BASH(1)                                                                                                                                                                      BASH(1)

NAME
       bash - GNU Bourne-Again SHell

SYNOPSIS
       bash [options] [file]

COPYRIGHT
       Bash is Copyright (C) 1989-2005 by the Free Software Foundation, Inc.

DESCRIPTION
       Bash  is  an  sh-compatible command language interpreter that executes commands read from the standard input or from a file.  Bash also incorporates useful features from the
       Korn and C shells (ksh and csh).
...

INVOCATION
...
       If bash is invoked with the name sh, it tries to mimic the startup behavior of historical versions of sh as closely as possible, while conforming to the  POSIX  standard  as
       well.
... 

Did you catch that? “If bash is invoked with the name sh, it tries to mimic the startup behavior of historical versions of sh as closely as possible.” If you find that confusing, you’re not alone.
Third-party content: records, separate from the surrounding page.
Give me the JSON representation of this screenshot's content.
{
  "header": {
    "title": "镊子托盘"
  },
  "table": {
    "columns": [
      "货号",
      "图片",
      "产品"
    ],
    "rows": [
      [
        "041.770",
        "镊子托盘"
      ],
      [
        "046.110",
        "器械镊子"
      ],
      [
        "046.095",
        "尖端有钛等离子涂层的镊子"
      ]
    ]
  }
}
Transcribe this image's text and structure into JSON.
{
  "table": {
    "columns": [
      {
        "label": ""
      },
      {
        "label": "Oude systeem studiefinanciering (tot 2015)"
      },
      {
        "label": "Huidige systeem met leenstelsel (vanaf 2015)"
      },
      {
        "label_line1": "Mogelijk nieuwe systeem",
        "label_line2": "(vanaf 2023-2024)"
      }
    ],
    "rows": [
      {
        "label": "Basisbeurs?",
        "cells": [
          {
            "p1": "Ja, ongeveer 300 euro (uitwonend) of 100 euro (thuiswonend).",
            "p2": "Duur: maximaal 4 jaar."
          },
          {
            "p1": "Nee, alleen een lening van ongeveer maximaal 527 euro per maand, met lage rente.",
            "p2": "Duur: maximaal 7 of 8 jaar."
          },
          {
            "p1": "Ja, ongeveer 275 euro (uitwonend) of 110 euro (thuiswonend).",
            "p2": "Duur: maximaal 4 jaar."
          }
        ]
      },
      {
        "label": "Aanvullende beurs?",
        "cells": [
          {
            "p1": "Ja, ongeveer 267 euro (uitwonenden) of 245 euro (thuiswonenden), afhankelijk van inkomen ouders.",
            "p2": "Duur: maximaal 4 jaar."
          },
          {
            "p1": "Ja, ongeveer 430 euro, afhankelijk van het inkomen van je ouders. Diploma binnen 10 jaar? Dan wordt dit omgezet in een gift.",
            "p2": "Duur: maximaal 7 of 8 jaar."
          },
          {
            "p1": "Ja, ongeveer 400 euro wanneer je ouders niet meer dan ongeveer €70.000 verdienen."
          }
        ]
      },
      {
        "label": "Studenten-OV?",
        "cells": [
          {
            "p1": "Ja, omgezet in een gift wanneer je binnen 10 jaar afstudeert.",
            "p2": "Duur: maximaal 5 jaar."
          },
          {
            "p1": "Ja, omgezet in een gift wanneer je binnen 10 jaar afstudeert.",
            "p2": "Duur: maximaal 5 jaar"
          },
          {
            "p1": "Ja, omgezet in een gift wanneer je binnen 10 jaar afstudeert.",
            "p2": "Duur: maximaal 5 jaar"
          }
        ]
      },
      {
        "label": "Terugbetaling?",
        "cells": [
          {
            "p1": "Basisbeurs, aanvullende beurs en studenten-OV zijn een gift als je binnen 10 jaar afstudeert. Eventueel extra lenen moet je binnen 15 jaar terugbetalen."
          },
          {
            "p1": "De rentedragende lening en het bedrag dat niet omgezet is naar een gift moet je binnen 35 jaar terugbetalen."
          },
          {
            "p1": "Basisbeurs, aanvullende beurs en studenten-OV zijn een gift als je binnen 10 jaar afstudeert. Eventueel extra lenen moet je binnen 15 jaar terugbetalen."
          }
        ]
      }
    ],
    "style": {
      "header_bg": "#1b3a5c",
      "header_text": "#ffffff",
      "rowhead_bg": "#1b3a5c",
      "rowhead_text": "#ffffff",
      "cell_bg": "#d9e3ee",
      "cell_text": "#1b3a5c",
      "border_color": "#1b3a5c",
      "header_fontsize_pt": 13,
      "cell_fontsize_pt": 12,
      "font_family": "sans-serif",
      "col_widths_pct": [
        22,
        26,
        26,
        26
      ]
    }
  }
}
It’s fairly vague. However, based on the fact that we see this bash instance created where the first arg is “sh,” I think we can assume that it means executing bash while using sh as the first argument, bash will behave a bit differently.

This finally leads to bash exec’ing the whoami command. Altogether, if we look at the actions that have occurred in a non-tree format, this is the order of events we see.

corrected_mystery

Notice here that pid 303 exec’ed twice without any forks. In other words, this pid has been associated with three different process images. Ah, the wonderful world of Unix.

If we take all of these events and arrange them in a process tree format we get…

mystery_solved

And there you have it. The extremely long winded answer to the question you were asking…or maybe you weren’t asking? Regardless, you can rest assured that your computer is behaving as expected when you see such events.

Conclusion

Some security solutions will try to display this data to you in a format that makes more sense to the standard user. As stated before, a lot of solutions already get rid of forks and just try to show you when different items exec. Not everybody cares about exactly what’s going on under the hood so long as threat analysts are provided a tool that’s useful (and we appreciate it). However, with the release of the Apple Endpoint Security Framework we’re bound to see some new tools that show us exactly what’s going on with processes on our systems. ProcessMonitor by Objective-See and Crescendo by FireEye are two great examples of this already. The future looks promising in terms of Mac security tools and you’ve probably picked up by now that I think understanding process creation on Mac is one of the most critical components for a Mac threat hunter to understand.